O delegado André Barbosa, que investiga a morte de Daiane Alves Souza, de 43 anos, em Caldas Novas (GO), acredita que a corretora de imóveis foi morta em um intervalo de 8 minutos. Uma câmera de segurança do prédio mostra o momento que a mulher entra no elevador e minutos depois desaparece.

"A gente conseguiu estabelecer que Daiane desaparece às 19 horas e 30 segundos. E que a primeira pessoa a aparecer e acessar o subsolo com as imagens que a gente tinha pelos elevadores é uma senhora, moradora do prédio há mais de um ano, que ela aparece às 19h08", disse o delegado em entrevista coletiva sobre o caso. "Portanto, a gente estabeleceu que o crime foi cometido em no máximo um lapso de 8 minutos".

Após 40 dias desaparecido, o corpo da corretora foi encontrado na última quarta-feira, 28, em uma região de mata de Caldas Novas, cidade onde ela morava.

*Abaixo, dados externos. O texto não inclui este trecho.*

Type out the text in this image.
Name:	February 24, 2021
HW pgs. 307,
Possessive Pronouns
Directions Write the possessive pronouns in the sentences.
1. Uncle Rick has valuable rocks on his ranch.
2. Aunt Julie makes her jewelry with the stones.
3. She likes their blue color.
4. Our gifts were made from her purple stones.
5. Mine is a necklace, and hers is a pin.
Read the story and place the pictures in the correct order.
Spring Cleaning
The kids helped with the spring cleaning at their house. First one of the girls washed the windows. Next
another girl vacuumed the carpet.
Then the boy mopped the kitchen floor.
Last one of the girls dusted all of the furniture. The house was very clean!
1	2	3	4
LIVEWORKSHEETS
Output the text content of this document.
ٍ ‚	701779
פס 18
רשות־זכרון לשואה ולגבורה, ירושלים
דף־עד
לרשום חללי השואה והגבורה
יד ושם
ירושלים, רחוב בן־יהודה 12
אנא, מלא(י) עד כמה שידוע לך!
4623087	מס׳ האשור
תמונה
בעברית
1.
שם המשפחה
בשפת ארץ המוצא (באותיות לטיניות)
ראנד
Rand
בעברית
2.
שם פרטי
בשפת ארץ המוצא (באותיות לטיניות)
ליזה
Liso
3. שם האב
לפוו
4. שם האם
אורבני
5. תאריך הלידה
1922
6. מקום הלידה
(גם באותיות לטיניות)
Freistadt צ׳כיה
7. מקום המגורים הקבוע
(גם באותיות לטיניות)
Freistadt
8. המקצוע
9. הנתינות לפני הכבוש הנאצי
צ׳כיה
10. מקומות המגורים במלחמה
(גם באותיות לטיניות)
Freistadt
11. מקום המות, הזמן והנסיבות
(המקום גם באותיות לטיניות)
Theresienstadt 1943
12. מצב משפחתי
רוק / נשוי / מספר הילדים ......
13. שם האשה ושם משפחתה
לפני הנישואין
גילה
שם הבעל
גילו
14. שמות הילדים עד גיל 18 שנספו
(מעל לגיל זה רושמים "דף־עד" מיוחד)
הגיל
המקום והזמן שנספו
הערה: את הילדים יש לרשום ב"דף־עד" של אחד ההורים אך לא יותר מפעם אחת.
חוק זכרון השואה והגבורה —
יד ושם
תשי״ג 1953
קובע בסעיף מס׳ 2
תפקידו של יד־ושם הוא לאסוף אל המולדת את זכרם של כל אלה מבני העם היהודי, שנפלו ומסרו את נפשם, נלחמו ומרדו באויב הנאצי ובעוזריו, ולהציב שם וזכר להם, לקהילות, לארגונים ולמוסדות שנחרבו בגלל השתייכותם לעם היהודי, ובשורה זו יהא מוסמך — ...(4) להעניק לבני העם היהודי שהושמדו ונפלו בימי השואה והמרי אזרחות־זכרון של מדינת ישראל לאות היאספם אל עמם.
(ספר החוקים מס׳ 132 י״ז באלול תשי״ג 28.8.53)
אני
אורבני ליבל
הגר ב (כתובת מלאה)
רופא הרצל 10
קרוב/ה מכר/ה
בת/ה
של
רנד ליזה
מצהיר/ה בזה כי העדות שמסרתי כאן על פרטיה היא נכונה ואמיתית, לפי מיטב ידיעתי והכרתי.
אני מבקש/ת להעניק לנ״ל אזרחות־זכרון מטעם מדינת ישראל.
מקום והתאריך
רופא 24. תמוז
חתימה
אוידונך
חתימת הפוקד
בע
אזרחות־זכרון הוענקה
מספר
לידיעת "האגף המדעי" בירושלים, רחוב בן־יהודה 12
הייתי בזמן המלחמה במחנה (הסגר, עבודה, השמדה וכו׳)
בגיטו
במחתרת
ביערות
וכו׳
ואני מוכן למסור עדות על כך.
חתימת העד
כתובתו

Cléber Rosa de Oliveira, o síndico do prédio onde a corretora desapareceu, confessou o homicídio e levou a polícia até o local onde deixou o corpo da vítima. Além do síndico, o filho dele, Maykon Douglas de Oliveira, foi preso, suspeito de tentar obstruir as investigações.

Corretora desaparecida: veja o vídeo enviado à amiga antes de sumir; a polícia investiga o caso:

Daiane sumiu há 40 dias após sair de seu apartamento para verificar a falta de energia no imóvel. Ela foi vista pela última vez dentro do elevador do condomínio onde morava, em 17 de dezembro. Na noite em que desapareceu, Daiane enviou um vídeo para uma amiga dizendo que a energia do seu apartamento havia sido desligada.

"Aquele vídeo que ela mesmo grava e encaminha para a amiga, aquele vídeo foi enviado às 18h59. Quando ela desce o elevador, é claro que ela está gravando o vídeo. Então, ela gravava e enviava. O terceiro vídeo ela não conseguiu enviar", destaca o delegado.

"A dinâmica demonstrou que, ao descer gravando o vídeo, o síndico já estava lá. É possível que esse vídeo que ela não conseguiu enviar demonstrava prova específica", completou Barbosa.

Conforme a TV Anhanguera, as investigações ainda apontam que Cléber possa ter usado as escadas para não ser flagrado pelas câmeras do prédio. A Polícia Civil também tem imagens que mostram o carro do síndico indo em direção a uma região de mata com a capota da Fiat Strada fechada.

Ainda de acordo com a emissora, o síndico disse à polícia que agiu sozinho e que cometeu o crime após ter tido uma discussão acalorada com ela, no dia 17 de dezembro. O Terra tenta localizar a defesa dos citados.